Eliot’s letters to Hale, who for nearly seventeen years was his confidante, his beloved, and his muse, were another matter. They don’t just repeat “gossip and scandal,” they produce it. Scholars have known about this correspondence since Hale donated Eliot’s letters to Princeton, in 1956, but for decades, the trove of documents remained a tantalizing secret—kept sealed, at Eliot’s insistence, until fifty years after both he and Hale had died.

On January 2nd of this year, 1,131 letters from Eliot to Hale were unearthed from the basement of Princeton’s Firestone Library and made available to the public. The line to read them began forming at 8 a.m. The first surprise awaiting scholars was not a letter to Hale but, in essence, one addressed to them: a four-page statement that Eliot had written in 1960, with instructions that it be released on the same day that the Princeton letters were unveiled (or whenever, as he feared, they were leaked).

In the statement, Eliot implies that Hale saved his correspondence in order to exact revenge on him for refusing to marry her. As for his own part in the drama, Eliot suggests that he was simply deluded, “that the letters I had been writing to her were the letters of an hallucinated man.” (He also claims, with a legalistic precision worthy of Bill Clinton, that he “never at any time had any sexual relations with Emily Hale.”) Eliot’s dissociation from his earlier self—from the man who wrote to Hale passionately, almost daily, for nearly two decades—epitomizes the strange swerves between intimacy and detachment that characterize his side of their long and fraught relationship.
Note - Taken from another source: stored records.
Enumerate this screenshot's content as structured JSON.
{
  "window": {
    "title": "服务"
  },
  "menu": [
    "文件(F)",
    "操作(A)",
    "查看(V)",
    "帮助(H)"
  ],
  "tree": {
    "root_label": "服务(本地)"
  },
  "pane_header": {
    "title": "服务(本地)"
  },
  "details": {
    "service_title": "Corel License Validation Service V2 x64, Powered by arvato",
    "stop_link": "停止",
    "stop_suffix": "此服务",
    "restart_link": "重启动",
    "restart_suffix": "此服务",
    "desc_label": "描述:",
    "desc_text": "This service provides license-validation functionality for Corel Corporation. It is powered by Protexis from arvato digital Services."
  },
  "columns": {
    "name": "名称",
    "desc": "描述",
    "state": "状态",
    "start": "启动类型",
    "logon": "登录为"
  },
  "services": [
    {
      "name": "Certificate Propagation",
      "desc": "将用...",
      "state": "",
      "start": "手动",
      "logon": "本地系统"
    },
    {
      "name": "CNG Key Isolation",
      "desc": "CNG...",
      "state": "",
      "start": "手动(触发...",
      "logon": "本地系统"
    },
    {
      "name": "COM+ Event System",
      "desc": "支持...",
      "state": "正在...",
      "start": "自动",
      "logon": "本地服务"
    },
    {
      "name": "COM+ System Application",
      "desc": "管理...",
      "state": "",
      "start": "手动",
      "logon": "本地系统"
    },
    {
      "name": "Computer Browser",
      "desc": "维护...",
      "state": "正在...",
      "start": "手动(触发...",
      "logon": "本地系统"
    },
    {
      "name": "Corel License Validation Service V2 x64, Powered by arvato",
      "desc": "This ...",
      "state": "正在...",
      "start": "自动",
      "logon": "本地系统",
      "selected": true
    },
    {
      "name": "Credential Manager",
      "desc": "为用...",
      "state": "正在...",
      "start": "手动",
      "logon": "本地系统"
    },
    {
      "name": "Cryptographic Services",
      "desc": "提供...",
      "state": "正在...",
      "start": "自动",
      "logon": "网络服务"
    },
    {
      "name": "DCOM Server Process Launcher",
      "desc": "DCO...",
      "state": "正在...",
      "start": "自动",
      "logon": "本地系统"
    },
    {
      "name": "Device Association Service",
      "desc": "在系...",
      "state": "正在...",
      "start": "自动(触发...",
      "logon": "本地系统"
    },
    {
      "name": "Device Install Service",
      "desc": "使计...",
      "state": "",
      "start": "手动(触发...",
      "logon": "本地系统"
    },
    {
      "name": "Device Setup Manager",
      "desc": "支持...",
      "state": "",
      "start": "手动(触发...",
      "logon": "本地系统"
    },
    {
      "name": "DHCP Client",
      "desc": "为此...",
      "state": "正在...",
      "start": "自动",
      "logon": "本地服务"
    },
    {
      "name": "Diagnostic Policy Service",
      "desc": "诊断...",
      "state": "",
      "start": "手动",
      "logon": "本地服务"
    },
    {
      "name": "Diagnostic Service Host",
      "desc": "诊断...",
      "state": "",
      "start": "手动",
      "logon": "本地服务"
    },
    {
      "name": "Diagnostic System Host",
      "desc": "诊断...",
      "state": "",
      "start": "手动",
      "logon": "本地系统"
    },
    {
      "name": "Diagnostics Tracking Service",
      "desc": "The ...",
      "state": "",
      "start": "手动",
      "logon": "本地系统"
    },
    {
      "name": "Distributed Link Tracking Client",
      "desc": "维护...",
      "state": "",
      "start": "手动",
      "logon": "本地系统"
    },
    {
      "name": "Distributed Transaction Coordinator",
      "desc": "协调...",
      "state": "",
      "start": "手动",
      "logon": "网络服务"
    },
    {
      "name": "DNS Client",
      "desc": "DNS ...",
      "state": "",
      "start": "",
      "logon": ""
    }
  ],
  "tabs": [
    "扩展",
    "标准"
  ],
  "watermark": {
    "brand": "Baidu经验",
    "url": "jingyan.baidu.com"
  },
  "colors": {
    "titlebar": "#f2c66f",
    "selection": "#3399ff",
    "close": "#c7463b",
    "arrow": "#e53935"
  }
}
The real subject of Eliot’s statement isn’t love but poetry. “Emily Hale would have killed the poet in me,” he insists. By attempting to renege on the undying love he had promised Hale, Eliot also hopes to revoke a more complex vow, one that these letters keep: the promise of a poet to his muse. There is no way to say whether marrying Hale would have destroyed Eliot’s art. What reading his letters makes clear, however, is that the deferral of his desire—the ascetic refusal to make his most enduring love ever truly complete—was what sustained it.